林澜已经把盒子打开了,她拿出奖牌,摸着外面的金属镀层,“我打不开。”
芬克接过她手上的东西,木偶力气不小,几下便把奖牌从侧面掰开,等看清里面后,他朝林澜扬了扬,“是空的。”
“……”林澜愣愣地看着奖牌,有些不知所措,“没有吗?”
“没有。”
“还有别的奖牌吗?”
“不知道,看上去没有,”芬克把盒子里里外外看了个遍,“这是哪里的钥匙?”
“皇宫的。”
芬克:“……哪里?”
“皇宫。”
芬克想起来在哪见过林澜了,在皇宫深处的水晶球,他在里面见过林澜的脸。
原来是她。
“我带你去找,”芬克把东西揣在怀里,快步往外走,“我们先去皇宫,路上问线索,没有就翻进去,打地洞,总有办法的。”
“好。”林澜觉得他们都在帮她。
她望向天空,只看到了灰蒙蒙的一片,似乎是要下雨。
“去哪?”村口堵着一个人,温宏身上满是血,他两手空空,站在那却格外有压迫感。
芬克头皮发麻,他死不了,但林澜不一样。
或许就该听方大人的,把这个人弄掉。
“找我有事?”芬克带着笑看过去,眼底却一片冰冷。
“把我的诅咒解了。”那人的面容也不带半分温和,手放在身侧,似是随便准备动手。
“行,跟我进去。”芬克不动声色地看了眼林澜,转身就走。
温宏没跟着走,他看向另一个泥人,直接伸手往对方心口抓去,芬克察觉到什么,迅速把他的手踢开,“说了跟我进去。”

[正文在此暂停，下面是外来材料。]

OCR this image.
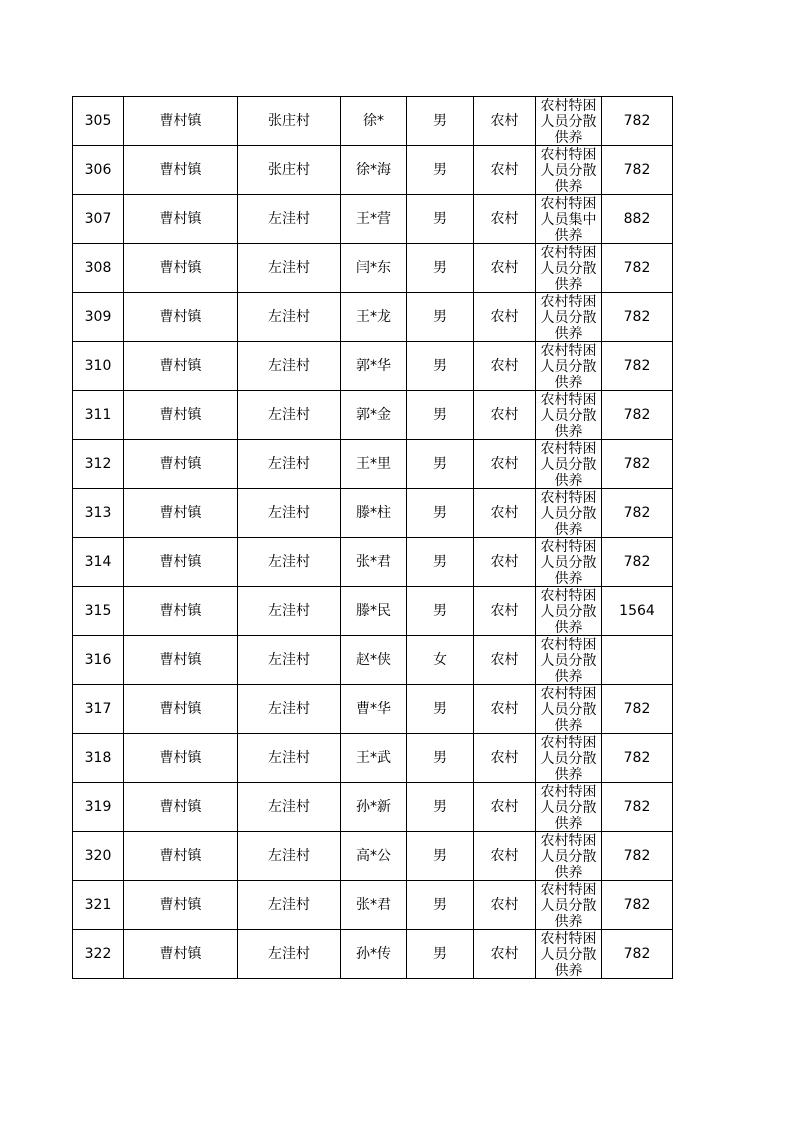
305	曹村镇	张庄村	徐*	男	农村	农村特困人员分散供养	782
306	曹村镇	张庄村	徐*海	男	农村	农村特困人员分散供养	782
307	曹村镇	左洼村	王*营	男	农村	农村特困人员集中供养	882
308	曹村镇	左洼村	闫*东	男	农村	农村特困人员分散供养	782
309	曹村镇	左洼村	王*龙	男	农村	农村特困人员分散供养	782
310	曹村镇	左洼村	郭*华	男	农村	农村特困人员分散供养	782
311	曹村镇	左洼村	郭*金	男	农村	农村特困人员分散供养	782
312	曹村镇	左洼村	王*里	男	农村	农村特困人员分散供养	782
313	曹村镇	左洼村	滕*柱	男	农村	农村特困人员分散供养	782
314	曹村镇	左洼村	张*君	男	农村	农村特困人员分散供养	782
315	曹村镇	左洼村	滕*民	男	农村	农村特困人员分散供养	1564
316	曹村镇	左洼村	赵*侠	女	农村	农村特困人员分散供养	

317	曹村镇	左洼村	曹*华	男	农村	农村特困人员分散供养	782
318	曹村镇	左洼村	王*武	男	农村	农村特困人员分散供养	782
319	曹村镇	左洼村	孙*新	男	农村	农村特困人员分散供养	782
320	曹村镇	左洼村	高*公	男	农村	农村特困人员分散供养	782
321	曹村镇	左洼村	张*君	男	农村	农村特困人员分散供养	782
322	曹村镇	左洼村	孙*传	男	农村	农村特困人员分散供养	782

“然后你们分头跑?”温宏甩了甩有些发麻的手,“都进去。”
“……行,”芬克看向林澜,“走。”
温宏从门口让开,也往村里走去,芬克突然将他扑倒,“林澜,去找卡尔!!鸟群会告诉你他的方向!快去!”
“……”
【快走快走!!林澜!】
林澜几乎是被小六的催促推着往前走,她每次想回头,却总有一只无形的手摁着她,周围的景色越来越淡,越来越淡,时空扭转穿梭,等林澜再次停下,面前是一只木偶。
芬克。
对方似乎看不见她。
鸟群绕在他周边,站在那个有人手臂长的鼻子上,“啾啾。”
芬克:“现在?我鼻子才长了这么点。”
“啾,鼻子太长的话,别到时候你都忘了自己说过什么谎。”
“怎么可能,”芬克耸耸肩,“我的记性没那么差。”
话音刚落,他的鼻子又长了几截。
“啾,芬克,我们饿了。”
“森林里没有水果。”
鸟类无动于衷,“啾,好像不是这句。”
“?”芬克第一次判断错误,他再次回想,“就是这句,怎么可能有错?”
“啾,可现在确实啃不了鼻子。”
“……我再想想,再想想,”芬克坐了下来,半晌喃喃道,“不可能,就是这一句,我的记忆不可能出错。”
“芬克……要不试试你说过的其他谎?说不定你没注意到的时候,不小心说了别的话。”
“天是臭的。”
“啾,不是。”
“树里有能让天空变香的宝藏。”
“啾,不是。”
半个小时后,小鸟站在芬克头上,“啾,你的鼻子又变长了。”
“……”芬克揉揉脸,“明天我再来找你,晚上回去我想想。”
“好,啾。”
接下来的每一天,每一月,每一年,芬克始终没有猜出鼻子最尖端对应的那个谎言。
他的鼻子也越来越长,逐渐影响了行动,芬克从满山脉的跑,变成了在一片区域活动,最后他坐在了石头上,鼻子卡在树木的间隙,另一端通到了森林的尽头。